# Structurify SDK Quickstart

[![Open In Colab](https://colab.research.google.com/assets/colab-badge.svg)](https://colab.research.google.com/github/structurify/structurify-sdk/blob/main/examples/structurify_quickstart.ipynb)

This notebook demonstrates how to use the [Structurify](https://structurify.ai) Python SDK to:

1. List available project templates
2. Create a project from a template
3. Upload documents
4. Run AI extraction
5. Export results

## Prerequisites

You'll need a Structurify API key.
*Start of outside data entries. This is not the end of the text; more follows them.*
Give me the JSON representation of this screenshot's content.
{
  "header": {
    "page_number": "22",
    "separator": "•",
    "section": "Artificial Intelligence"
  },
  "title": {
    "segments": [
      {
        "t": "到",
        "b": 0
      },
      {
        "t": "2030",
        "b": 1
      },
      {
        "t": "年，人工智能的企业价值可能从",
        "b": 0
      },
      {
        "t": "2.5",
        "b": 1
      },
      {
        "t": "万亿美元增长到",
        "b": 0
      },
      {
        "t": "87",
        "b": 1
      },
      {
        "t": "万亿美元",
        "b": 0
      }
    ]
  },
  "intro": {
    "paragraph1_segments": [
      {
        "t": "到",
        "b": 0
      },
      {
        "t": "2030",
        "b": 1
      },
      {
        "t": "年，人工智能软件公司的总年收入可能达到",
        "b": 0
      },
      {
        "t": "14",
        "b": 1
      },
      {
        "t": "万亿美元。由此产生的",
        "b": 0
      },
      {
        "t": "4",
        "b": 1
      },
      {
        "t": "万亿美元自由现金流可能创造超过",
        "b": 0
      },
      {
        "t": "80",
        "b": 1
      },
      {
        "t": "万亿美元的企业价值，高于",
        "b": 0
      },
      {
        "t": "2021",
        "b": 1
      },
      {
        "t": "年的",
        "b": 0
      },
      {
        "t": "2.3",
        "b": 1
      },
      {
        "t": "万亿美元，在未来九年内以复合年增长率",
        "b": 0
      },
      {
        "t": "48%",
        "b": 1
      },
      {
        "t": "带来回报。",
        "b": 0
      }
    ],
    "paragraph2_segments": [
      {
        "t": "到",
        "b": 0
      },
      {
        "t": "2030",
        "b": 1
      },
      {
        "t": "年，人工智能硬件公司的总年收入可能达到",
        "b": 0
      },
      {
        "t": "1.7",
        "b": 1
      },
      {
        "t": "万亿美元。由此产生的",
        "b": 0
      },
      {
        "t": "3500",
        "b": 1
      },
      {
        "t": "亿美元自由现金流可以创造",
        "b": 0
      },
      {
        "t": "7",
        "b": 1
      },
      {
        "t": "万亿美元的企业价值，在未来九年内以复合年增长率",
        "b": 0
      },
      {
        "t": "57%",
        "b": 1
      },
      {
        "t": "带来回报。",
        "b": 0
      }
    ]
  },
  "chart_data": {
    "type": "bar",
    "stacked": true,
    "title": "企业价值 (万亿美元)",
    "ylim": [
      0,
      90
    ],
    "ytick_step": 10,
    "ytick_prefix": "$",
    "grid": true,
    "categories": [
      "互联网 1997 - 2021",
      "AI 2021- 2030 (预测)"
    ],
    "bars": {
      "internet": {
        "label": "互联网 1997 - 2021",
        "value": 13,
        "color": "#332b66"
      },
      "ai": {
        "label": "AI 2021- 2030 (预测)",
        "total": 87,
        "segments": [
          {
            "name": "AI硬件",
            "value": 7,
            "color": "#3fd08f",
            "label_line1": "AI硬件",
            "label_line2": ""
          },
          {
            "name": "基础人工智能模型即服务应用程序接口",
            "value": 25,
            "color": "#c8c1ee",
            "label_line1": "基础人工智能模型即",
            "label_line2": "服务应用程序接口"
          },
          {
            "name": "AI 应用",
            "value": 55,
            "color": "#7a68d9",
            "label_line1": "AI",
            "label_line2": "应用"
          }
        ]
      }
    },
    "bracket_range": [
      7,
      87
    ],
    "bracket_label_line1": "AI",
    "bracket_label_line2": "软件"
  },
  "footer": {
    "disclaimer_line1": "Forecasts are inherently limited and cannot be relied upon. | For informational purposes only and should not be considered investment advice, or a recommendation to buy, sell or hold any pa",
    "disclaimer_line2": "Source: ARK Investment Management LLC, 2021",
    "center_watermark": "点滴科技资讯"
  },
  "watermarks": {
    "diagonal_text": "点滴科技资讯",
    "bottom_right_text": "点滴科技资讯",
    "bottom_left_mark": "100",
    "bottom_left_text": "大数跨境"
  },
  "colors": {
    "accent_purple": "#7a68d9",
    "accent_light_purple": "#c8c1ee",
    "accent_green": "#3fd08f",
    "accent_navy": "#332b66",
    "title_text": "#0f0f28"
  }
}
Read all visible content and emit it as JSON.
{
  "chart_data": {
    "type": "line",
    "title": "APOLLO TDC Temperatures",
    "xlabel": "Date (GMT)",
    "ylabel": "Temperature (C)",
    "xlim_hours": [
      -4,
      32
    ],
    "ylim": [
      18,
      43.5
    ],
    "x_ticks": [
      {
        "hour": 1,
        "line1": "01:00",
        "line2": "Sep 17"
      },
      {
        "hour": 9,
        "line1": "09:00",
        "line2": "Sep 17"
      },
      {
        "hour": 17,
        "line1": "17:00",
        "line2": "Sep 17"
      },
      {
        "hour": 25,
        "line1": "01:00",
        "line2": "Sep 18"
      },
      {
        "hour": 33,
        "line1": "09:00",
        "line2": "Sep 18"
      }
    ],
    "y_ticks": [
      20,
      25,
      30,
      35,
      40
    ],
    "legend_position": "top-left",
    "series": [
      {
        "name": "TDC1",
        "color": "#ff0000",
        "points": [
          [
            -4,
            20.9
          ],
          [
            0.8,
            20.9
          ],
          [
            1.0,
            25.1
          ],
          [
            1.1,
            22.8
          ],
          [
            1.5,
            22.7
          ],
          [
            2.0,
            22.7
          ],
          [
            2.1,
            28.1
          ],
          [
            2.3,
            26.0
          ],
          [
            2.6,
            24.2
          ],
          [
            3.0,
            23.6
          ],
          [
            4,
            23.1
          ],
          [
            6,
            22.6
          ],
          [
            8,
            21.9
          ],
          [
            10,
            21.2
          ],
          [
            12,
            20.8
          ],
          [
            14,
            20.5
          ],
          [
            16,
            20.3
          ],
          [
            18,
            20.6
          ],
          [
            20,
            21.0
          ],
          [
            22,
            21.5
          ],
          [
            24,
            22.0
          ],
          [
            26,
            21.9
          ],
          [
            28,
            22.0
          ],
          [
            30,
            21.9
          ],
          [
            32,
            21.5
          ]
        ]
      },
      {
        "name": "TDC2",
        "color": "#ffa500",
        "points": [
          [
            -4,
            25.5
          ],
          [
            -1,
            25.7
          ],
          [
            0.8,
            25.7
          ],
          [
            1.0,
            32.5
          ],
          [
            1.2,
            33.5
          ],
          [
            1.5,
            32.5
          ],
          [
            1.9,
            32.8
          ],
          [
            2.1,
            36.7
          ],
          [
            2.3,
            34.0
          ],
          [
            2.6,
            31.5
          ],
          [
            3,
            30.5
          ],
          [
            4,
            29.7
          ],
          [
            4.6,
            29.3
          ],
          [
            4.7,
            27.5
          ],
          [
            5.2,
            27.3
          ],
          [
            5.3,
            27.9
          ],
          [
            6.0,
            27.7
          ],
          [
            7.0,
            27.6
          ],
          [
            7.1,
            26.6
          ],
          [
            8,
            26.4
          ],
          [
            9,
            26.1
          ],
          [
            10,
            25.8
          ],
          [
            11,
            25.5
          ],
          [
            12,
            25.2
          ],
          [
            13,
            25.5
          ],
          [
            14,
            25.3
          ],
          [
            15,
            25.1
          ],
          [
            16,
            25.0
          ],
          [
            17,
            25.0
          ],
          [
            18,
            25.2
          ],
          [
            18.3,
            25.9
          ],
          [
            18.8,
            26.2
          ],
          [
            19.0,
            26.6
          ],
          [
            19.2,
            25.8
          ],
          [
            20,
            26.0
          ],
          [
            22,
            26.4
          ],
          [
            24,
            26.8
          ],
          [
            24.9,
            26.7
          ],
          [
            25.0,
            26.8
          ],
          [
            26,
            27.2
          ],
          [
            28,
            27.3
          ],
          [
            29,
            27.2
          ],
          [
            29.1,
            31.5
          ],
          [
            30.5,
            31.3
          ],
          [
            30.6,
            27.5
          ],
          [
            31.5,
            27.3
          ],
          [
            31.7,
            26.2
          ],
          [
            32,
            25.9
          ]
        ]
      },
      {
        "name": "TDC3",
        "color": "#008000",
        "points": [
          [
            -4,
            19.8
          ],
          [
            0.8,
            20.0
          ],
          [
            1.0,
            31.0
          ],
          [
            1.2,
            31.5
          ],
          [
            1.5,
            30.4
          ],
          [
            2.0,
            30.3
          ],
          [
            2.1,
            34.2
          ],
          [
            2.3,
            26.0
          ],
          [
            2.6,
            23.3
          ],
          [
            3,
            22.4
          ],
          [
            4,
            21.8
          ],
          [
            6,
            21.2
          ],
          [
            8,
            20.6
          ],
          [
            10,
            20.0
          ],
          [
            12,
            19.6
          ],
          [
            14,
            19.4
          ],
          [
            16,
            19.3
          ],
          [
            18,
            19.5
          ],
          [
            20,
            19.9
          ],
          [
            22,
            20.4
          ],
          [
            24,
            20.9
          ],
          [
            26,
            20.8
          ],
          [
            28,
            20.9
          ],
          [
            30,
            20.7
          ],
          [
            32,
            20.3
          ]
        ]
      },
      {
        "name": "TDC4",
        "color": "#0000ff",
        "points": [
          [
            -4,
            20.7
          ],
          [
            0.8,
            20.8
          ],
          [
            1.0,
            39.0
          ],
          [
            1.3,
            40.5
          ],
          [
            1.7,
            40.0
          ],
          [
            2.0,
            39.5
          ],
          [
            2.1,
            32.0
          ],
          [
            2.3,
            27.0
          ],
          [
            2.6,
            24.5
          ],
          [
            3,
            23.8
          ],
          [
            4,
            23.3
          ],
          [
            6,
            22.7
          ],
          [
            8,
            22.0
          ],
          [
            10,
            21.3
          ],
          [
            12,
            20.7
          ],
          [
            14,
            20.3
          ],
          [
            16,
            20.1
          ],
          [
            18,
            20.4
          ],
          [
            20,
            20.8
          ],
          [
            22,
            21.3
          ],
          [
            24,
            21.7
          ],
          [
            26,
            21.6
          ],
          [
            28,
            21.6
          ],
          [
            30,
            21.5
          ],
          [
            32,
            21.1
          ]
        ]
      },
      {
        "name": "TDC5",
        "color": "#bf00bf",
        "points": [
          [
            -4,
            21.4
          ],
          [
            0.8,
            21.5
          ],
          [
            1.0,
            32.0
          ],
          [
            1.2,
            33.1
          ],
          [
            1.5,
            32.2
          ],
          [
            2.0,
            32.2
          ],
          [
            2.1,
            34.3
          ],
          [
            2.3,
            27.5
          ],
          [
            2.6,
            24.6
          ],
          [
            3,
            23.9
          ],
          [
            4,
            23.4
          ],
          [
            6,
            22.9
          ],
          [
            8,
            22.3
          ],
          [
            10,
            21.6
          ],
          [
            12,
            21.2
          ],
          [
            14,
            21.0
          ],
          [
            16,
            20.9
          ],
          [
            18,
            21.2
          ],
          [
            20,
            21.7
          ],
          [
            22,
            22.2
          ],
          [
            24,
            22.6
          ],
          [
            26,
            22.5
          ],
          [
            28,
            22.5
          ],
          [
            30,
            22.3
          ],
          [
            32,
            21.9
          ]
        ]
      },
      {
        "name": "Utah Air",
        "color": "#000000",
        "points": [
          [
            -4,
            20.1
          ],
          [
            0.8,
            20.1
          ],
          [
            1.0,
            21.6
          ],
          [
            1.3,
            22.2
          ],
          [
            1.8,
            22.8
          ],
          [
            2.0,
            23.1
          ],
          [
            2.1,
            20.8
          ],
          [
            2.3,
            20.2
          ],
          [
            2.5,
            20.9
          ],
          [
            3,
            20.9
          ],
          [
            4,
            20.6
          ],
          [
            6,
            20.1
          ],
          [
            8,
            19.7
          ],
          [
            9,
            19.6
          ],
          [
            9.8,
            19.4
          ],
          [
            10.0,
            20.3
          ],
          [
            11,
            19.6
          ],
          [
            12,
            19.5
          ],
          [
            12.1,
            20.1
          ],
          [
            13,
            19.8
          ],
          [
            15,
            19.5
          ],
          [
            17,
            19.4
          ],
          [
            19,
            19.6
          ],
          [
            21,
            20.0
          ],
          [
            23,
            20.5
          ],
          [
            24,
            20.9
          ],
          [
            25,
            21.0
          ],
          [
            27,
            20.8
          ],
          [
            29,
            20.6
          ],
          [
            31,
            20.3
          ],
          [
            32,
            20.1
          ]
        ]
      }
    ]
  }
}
Get one from your [Structurify dashboard](https://app.structurify.ai).

## 1. Installation

Install the Structurify SDK from PyPI:

In [None]:
!pip install structurify -q

## 2. Setup

Import the SDK and configure your API key:

In [None]:
from structurify import Structurify
from google.colab import userdata

# Option 1: Use Colab secrets (recommended)
# Add your API key to Colab secrets with the name 'STRUCTURIFY_API_KEY'
try:
    api_key = userdata.get('STRUCTURIFY_API_KEY')
except:
    api_key = None

# Option 2: Set directly (not recommended for shared notebooks)
if not api_key:
    api_key = "sk_live_your_api_key"  # Replace with your actual API key

# Initialize the client
client = Structurify(api_key=api_key)
print("Structurify client initialized!")

## 3. List Available Templates

Structurify provides pre-configured templates for common document types like invoices, receipts, and contracts.

In [None]:
# List all available project templates
templates = client.templates.list()

print(f"Found {len(templates)} templates:\n")
for template in templates:
    print(f"  - {template['name']} (ID: {template['id']})")
    if template.get('description'):
        print(f"    {template['description']}")

## 4. Create a Project

Create a new project using one of the templates. Projects are containers for documents and define what data to extract.

In [None]:
# Create a project from the invoice template
project = client.projects.create(
    name="Colab Demo Project",
    template_id="tpl_invoice"  # Change this to match an available template
)

print(f"Created project: {project['name']}")
print(f"Project ID: {project['id']}")

## 5. Upload Documents

Upload documents to your project. Structurify supports PDFs, images (PNG, JPG), and office documents.

In [None]:
# Download a sample invoice PDF for testing
import urllib.request

sample_url = "https://www.w3.org/WAI/WCAG21/Techniques/pdf/img/table-word.pdf"
sample_file = "sample_document.pdf"

urllib.request.urlretrieve(sample_url, sample_file)
print(f"Downloaded sample document: {sample_file}")

In [None]:
# Upload the document to your project
doc = client.documents.upload(
    project_id=project['id'],
    file_path=sample_file
)

print(f"Uploaded document: {doc['name']}")
print(f"Document ID: {doc['id']}")
print(f"Status: {doc['status']}")

### Upload from Google Drive (Optional)

You can also upload documents directly from your Google Drive:

In [None]:
# Uncomment to mount Google Drive and upload from there
# from google.colab import drive
# drive.mount('/content/drive')

# Upload from Drive
# doc = client.documents.upload(
#     project_id=project['id'],
#     file_path="/content/drive/MyDrive/your_document.pdf"
# )

## 6. Run Extraction

Run AI extraction on all documents in the project. This consumes 1 credit per document.

In [None]:
# Start extraction job
job = client.extraction.run(project_id=project['id'])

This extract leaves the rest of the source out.